Besides the native Assam tea bush, the British were also trying to smuggle the much-prized tea plants and seeds of China into India such as Camellia sinensis sinensis. The tea bushes were grown in the high-altitude, cool, rainy, and rugged mountains of Darjeeling where the environment mirrored China. By the mid 1850s, tea growing in Darjeeling had been so successful; however, Darjeeling produces 1 percent of India’s total tea output which would never reach the output of tea from Assam. Darjeeling is often refer to as the “Champagne” of teas which is similar to the fickle grapes of France. Darjeeling tea quality vary from year to year depending on the weather, soil conditions, and the terrain where the bushes grow.

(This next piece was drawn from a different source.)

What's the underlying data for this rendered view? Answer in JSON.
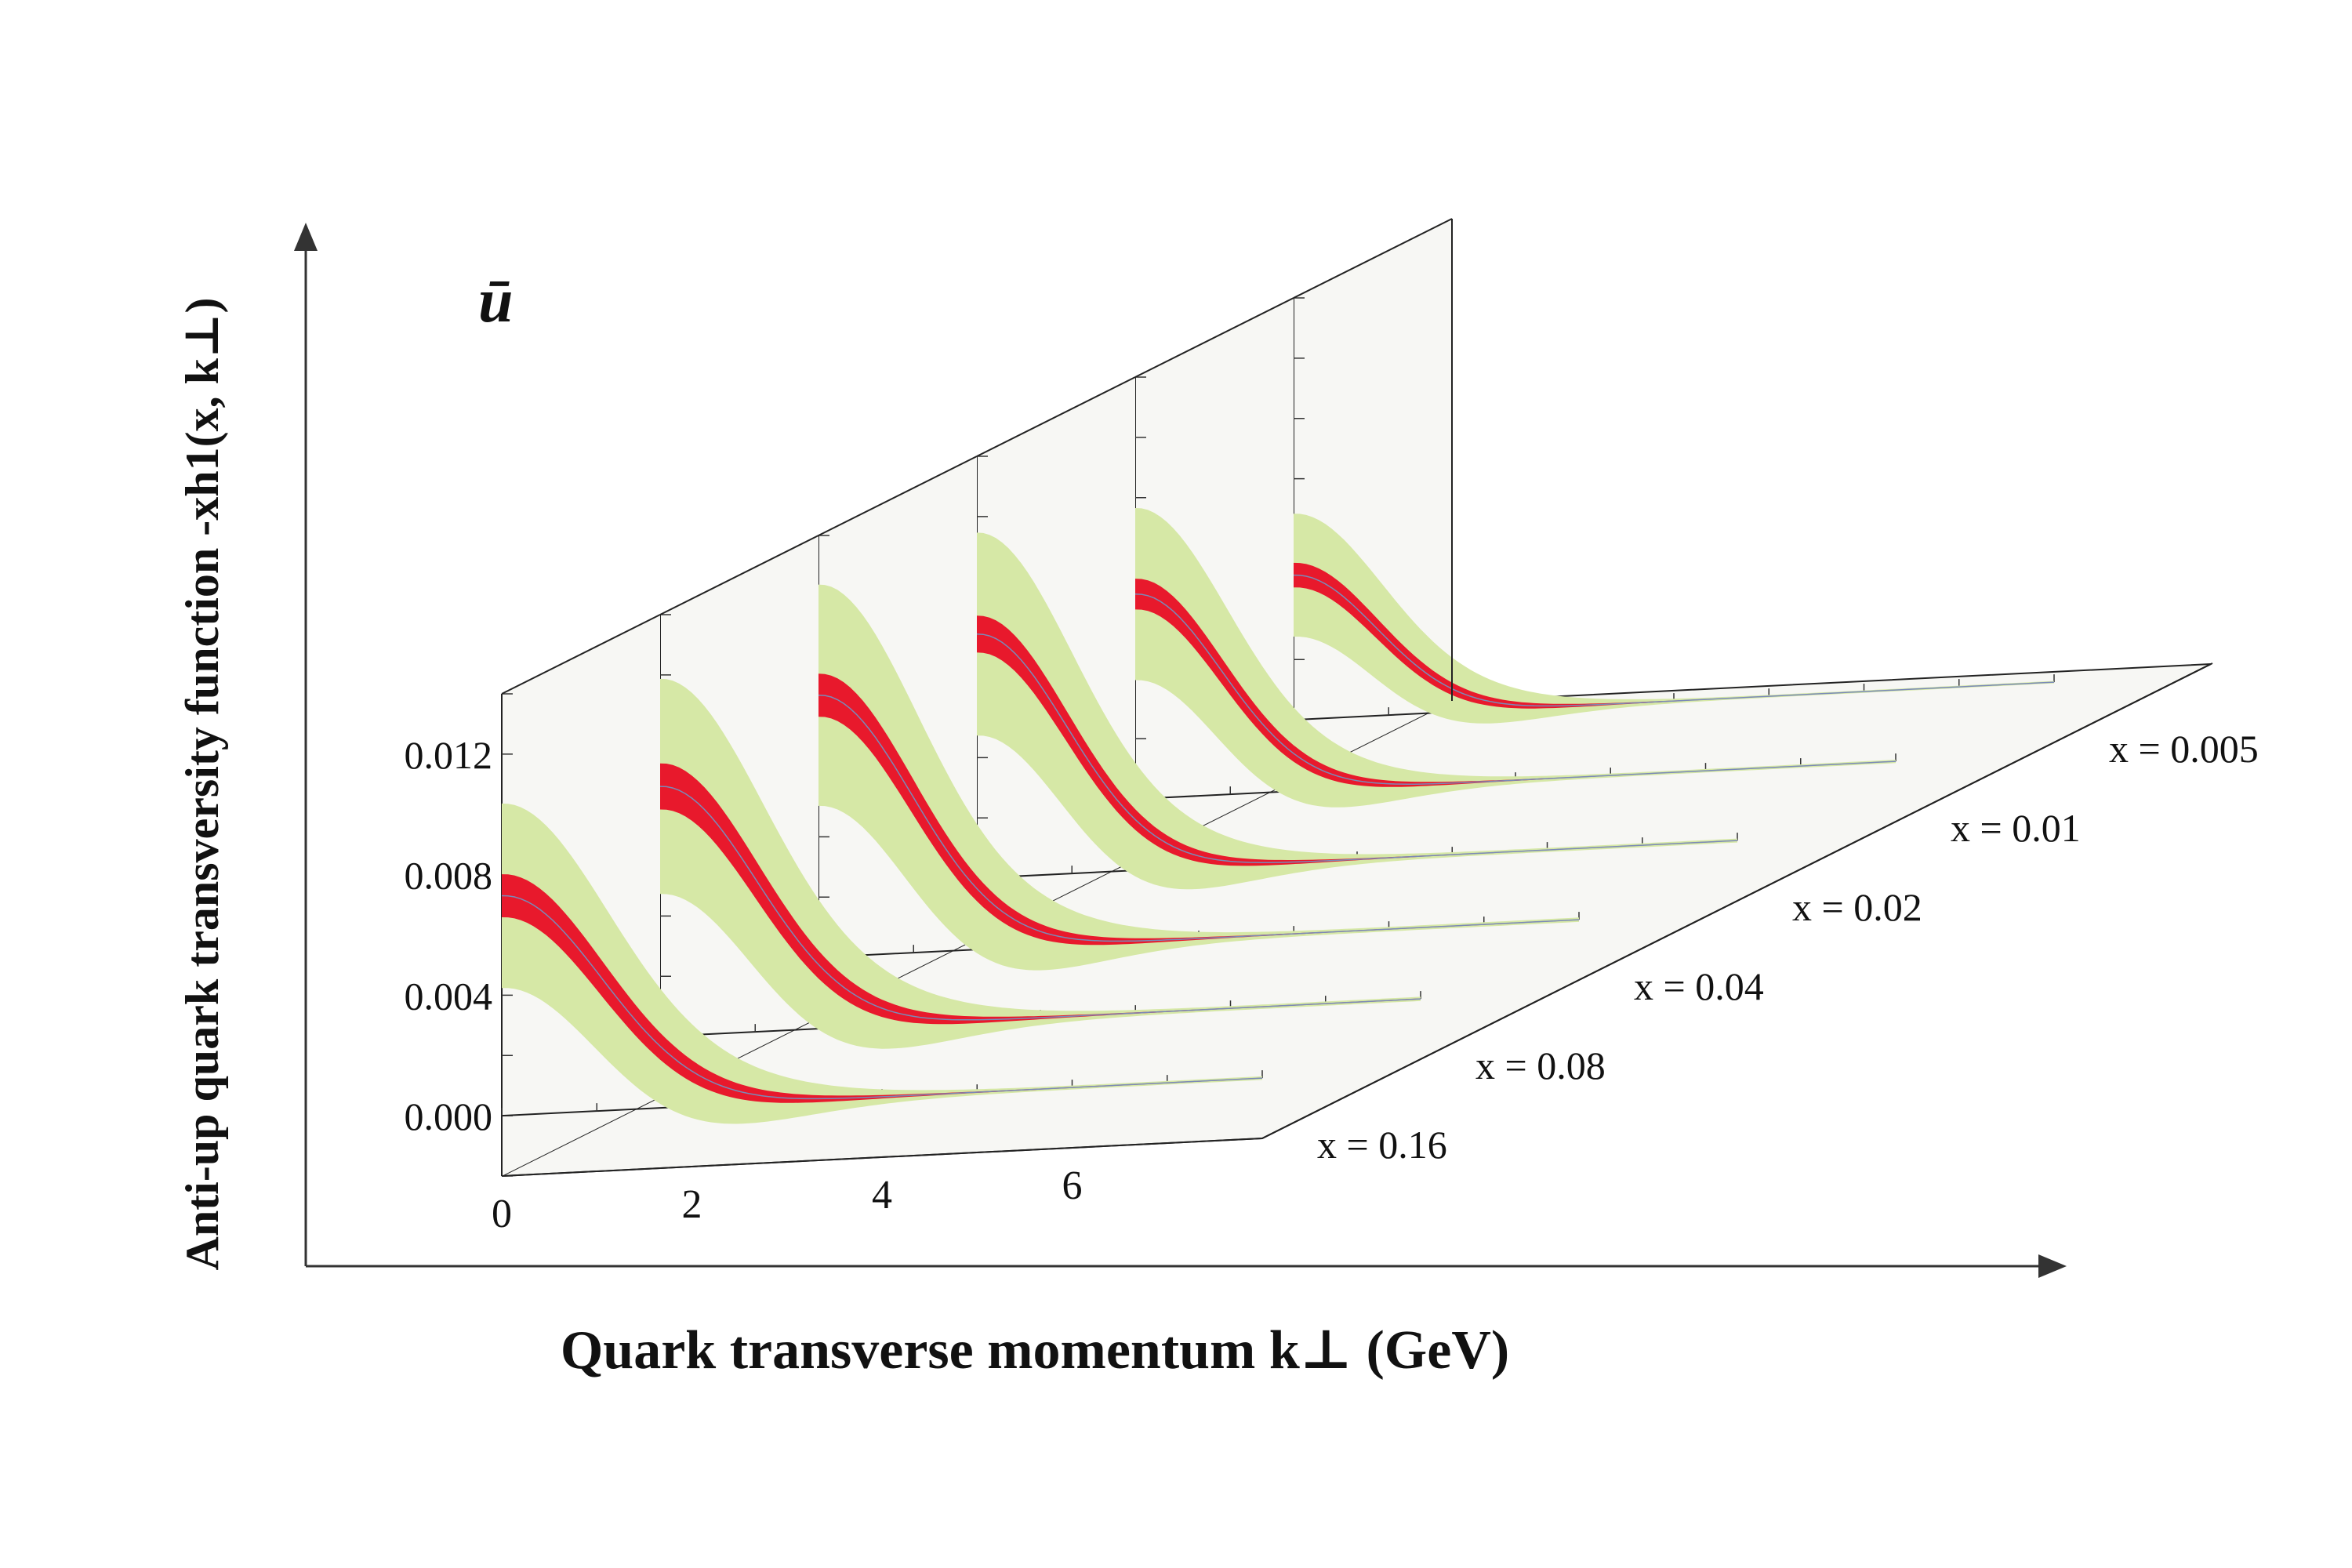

Located in the state of West Bengal in eastern India, Darjeeling’s tea growing area range from 2,000 to 7,000 feet and spread across hills, valleys, steep vertical mountain ranges and up into alpine forests. Many microclimates throughout Darjeeling were formed due to the radical changes in elevation, including cool misty breezes, subtropical forest humidity, strong sunshine and monsoon rains. The challenging geography and rough, inaccessible terrain make Darjeeling to be an exclusive tea.

The unique and prized flavor of Darjeeling tea is defined by the terrain; of which, the teas grown at higher elevation in colder temperatures is the most expensive. The high prices are due to the Darjeeling bush growing in the steep terrain which makes it difficult to harvest, especially in fickle weather.


Darjeeling tea both variety (assamica) and the China variety (sinensis), are completely unique to this region of India where it has acclimated to the high elevation and rugged climate similar but unique from China’s. Therefore, many Darjeeling tea bushes may be a China-India hybrid, but it can’t be found anywhere else in the world.